A small note on terminology
If the exam question asked for "the intervals where the function is decreasing", you should probably answer it by giving one or more intervals -- and not sets that aren't intervals. But the union clearly isn't an interval, so this also makes it obvious that that answer is incorrect.
[For example, there are no two real numbers $a$ and $b$ such that
$$\mathbf{R} \setminus \{-1, +1\} = (a, b)$$
so the union clearly isn't a bounded open interval.]
A subtle difference
A different exam question could have asked you to find the points in $D_f$ where the function's derivative is non-positive. This is a related but different question. The derivative of a function is also a function, and it has a value at each point where it is defined. So in contrast to the discussion above, it does make sense to say that the derivative of $f$ is non-positive at the particular point $x = 5$, say.
If you compute the derivative of $f$, you find a function $f'$ that is also defined on $D_f$. And its value is non-positive (even negative) everywhere. So it is true that the derivative is non-positive in each of the subsets $(-\infty, -1)$, $(-1, 1)$, and $(1, \infty)$. But this immediately implies that the derivative is non-positive in their union $D_f$.

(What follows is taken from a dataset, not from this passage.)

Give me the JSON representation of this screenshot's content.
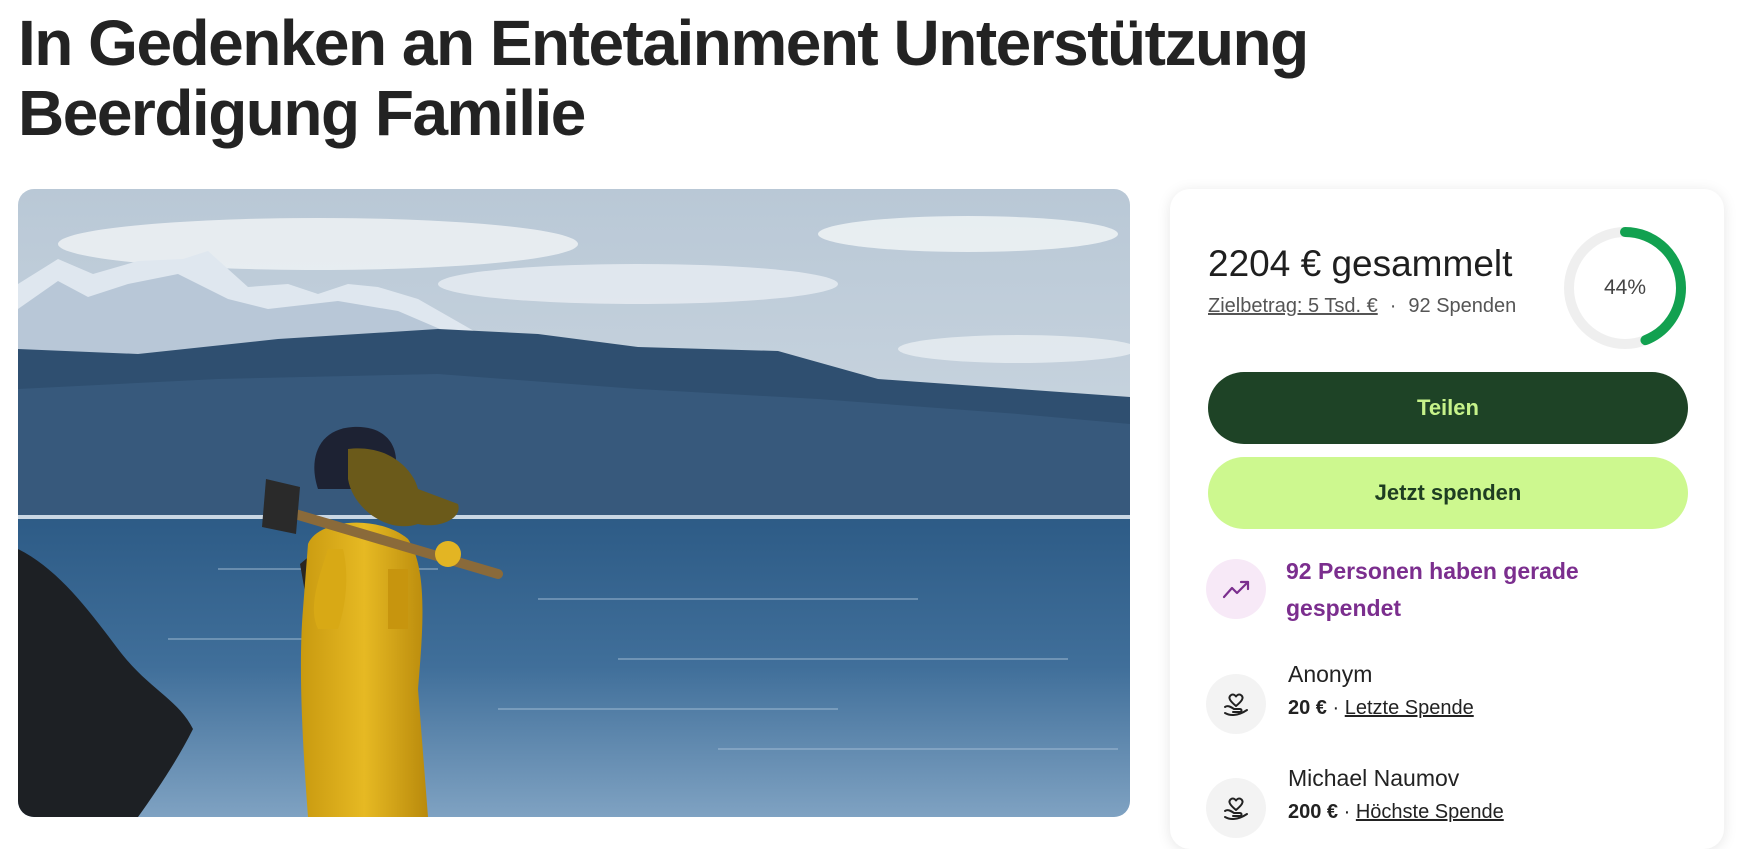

Consequently, this hypothetical exam question could (indeed, should) be answered by giving the union in its most simplified form.
Footnotes
1 Exercise (very technical): What do you have to say about the statement "$f$ is decreasing on $\{5\}$"?
2 Yeah, this is one of the reasons why I love mathematics. And the $\epsilon\delta$ definitions in calculus ... Beautiful.
Solution 4:
Because $(-\infty,-1)\cup(-1,1)\cup(1,+\infty)$ is not an interval.
Solution 5:
The existing answers have focused on the fact that $f$ is not increasing from one interval to the next. An even better example would be $g(x)$ defined as $-1/x$ when $x<0$ and $\sqrt{x}$ when $x\ge 0$. Then $g$ is increasing on $(-\infty,0);[0,\infty)$. But we definitely can't say that $g$ is increasing on $(-\infty,0)\cup[0,\infty)=(-\infty,\infty)$.